How to Distribute to Jacksonville
Jacksonville is the most populous city in Florida. With a 2020 population of 926,371, it is the largest city in Florida and the 13th largest city in the United States. Jacksonville is currently growing at a rate of 1.23% annually, and its population has increased by 12.73% since the most recent census, which recorded a population of 821,784 in 2010. Spanning over 875 miles, Jacksonville has a population density of 1,239 people per square mile.
Jacksonville has some considerable economic prosperity. The average household income in Jacksonville is $71,800, with a poverty rate of 15.88%. Looking at the population at almost 1 million people, both upscale items and everyday commodities will do well in Jacksonville.
As with much of Florida, tourism is essential to the Jacksonville area, particularly tourism related to golf. And this means a lot for trade. Being well-positioned to benefit from the influx of tourists is a brilliant strategy to sell more products in a populated city like this.
Product distribution to Jacksonville can be direct or indirect. These methods will be discussed when talking about distribution to the areas within Jacksonville.
To understand Jacksonville’s distribution of products, it may be important to look at the areas under the city. They make up Jacksonville, and distribution is the same as to the city.
But first, it is important to note that there are more than 500 neighborhoods within the area of Jacksonville – the largest city in the contiguous United States by area. These include Downtown Jacksonville and surrounding neighborhoods. And there is still the Greater Jacksonville area.
Distributing Products to Downtown, Jacksonville
Downtown is the central business district of Jacksonville. It is the center of Jacksonville’s Urban Core, which includes LaVilla, Springfield, East Jacksonville, and Brooklyn, plus a section on the south side of the St. Johns River known as Southbank.
Getting products into a large area like this can take some work. However, a manufacturer can outsource the stress to a distributor.
A distributor works to get products into stores. To do this, the distributor has to forge several business relationships with retailers. The distributor needs to understand the distribution network. She also needs to study consumer behavior and patterns in the area. They may not like certain products due to popularly-held ideals and principles. Moreover, some products may not sell because they may be too upscale. Whichever way it is, a distributor’s job to understand the distribution area.
And this is why manufacturers use them a lot. In a large area like Jacksonville, distributors can help get your products to the shelves. It is an indirect method of distribution, but it is effective. And especially if the product is new – this strategy could be combined with marketing.
The downside to this distribution method is the real-time gathering of inventory data. However, many distributors have found a way around this problem with technology.
Distributing Products to Riverside and Avondale
Riverside and Avondale are two adjacent and closely associated neighborhoods, alternately described as one continuous neighborhood, to the south of Downtown on the St. Johns River. Both neighborhoods are primarily residential, containing some of the city’s most notable residential architecture examples, with integrated business districts, including the historic Five Points area and King Street District.
This area is one of the top neighborhoods in the United States. And there is considerable prosperity in the area. Getting products into this area may take a new turn different from what obtains in other areas.

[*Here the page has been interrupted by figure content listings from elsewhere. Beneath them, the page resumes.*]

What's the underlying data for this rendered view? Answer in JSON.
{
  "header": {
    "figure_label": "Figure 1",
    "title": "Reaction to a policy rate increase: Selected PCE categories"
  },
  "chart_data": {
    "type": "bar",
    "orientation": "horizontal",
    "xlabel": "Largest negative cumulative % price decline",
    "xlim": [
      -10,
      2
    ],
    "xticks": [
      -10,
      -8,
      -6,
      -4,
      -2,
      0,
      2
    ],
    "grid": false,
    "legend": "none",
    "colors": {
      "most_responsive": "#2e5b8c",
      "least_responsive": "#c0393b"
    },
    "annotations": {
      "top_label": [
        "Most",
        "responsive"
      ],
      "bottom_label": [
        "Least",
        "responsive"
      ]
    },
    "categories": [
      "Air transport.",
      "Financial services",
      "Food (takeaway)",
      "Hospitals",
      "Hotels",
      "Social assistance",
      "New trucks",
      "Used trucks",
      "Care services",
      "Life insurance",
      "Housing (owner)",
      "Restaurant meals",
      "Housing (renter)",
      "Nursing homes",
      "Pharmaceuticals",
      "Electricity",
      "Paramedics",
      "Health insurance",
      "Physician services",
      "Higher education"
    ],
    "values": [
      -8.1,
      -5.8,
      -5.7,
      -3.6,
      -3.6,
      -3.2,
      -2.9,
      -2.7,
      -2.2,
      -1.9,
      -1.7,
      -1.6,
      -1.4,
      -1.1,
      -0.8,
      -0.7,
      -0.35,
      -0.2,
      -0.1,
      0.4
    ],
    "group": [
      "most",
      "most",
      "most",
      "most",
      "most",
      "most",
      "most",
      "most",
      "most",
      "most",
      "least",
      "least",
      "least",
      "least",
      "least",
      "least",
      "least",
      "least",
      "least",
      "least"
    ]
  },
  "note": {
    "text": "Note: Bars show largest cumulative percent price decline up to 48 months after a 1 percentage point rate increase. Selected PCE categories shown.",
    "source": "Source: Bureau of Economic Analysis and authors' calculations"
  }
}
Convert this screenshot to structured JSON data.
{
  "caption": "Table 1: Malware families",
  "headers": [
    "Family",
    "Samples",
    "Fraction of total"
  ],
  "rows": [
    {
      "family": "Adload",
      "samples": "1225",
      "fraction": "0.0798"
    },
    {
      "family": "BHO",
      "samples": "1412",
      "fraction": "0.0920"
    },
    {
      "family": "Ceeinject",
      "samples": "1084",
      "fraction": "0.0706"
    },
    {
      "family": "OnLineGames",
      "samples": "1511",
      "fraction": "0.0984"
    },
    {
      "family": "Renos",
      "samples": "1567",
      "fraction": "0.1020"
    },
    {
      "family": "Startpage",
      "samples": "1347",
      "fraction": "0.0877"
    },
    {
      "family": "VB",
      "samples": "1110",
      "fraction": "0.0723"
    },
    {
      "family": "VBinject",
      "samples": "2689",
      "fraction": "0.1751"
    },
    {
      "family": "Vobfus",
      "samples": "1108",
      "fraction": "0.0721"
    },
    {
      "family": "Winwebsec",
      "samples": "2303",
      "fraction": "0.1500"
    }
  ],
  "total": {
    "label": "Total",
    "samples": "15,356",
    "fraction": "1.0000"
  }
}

A good place to start if you want to penetrate the community directly is the retailers’ association. Retail associations present the opportunity to connect directly with the retailers who are members. Through this, it becomes easier to pitch directly to retailers.
Distributing Products to Mandarin
Mandarin is located on the east side of the St. Johns River just north of St. Johns County. At one point, it was a separate city and was incorporated into Jacksonville in the Jacksonville Consolidation in 1968.
This area is one of the fastest-growing communities in Jacksonville. And this is why it is attractive to retail businesses.
As a manufacturer, you can choose to enter the community directly or indirectly. Indirectly – through the use of distributors.
You may want to consider retail associations like the Florida Retail Federation, Pennsylvania Retailers’ Association (has a location in Florida), and Florida Retailers Association for direct distributions.
The benefit of a direct distribution method is that as the manufacturer, you get real-time inventory data. More, you are closer to the consumer and can easily gather data on preferences and likes. With this, you can improve your product and easily build a brand following.
The success Tesla has found with the direct distribution method is second to none. They gather raw data to improve user experience and brand offerings. However, this can cost a lot of money, effort, and resources.
Things to Note When Distributing to Jacksonville
Jacksonville is the 13th largest city in the United States. What this means is that there is a large market in Jacksonville. However, as with every large market, there is also stiff competition to deal with. You may have to work more to project a unique selling point. This is what differentiates you from other brands.
This is as essential as the products itself. It is what projects your brand messages to prospects. Being a large city, you can employ both mass and internet media. Without marketing, it may be hard to even convince distributors, wholesalers, and retailers to even your products. Retailers, most of the time, ask for in-store merchandising items to still market the products.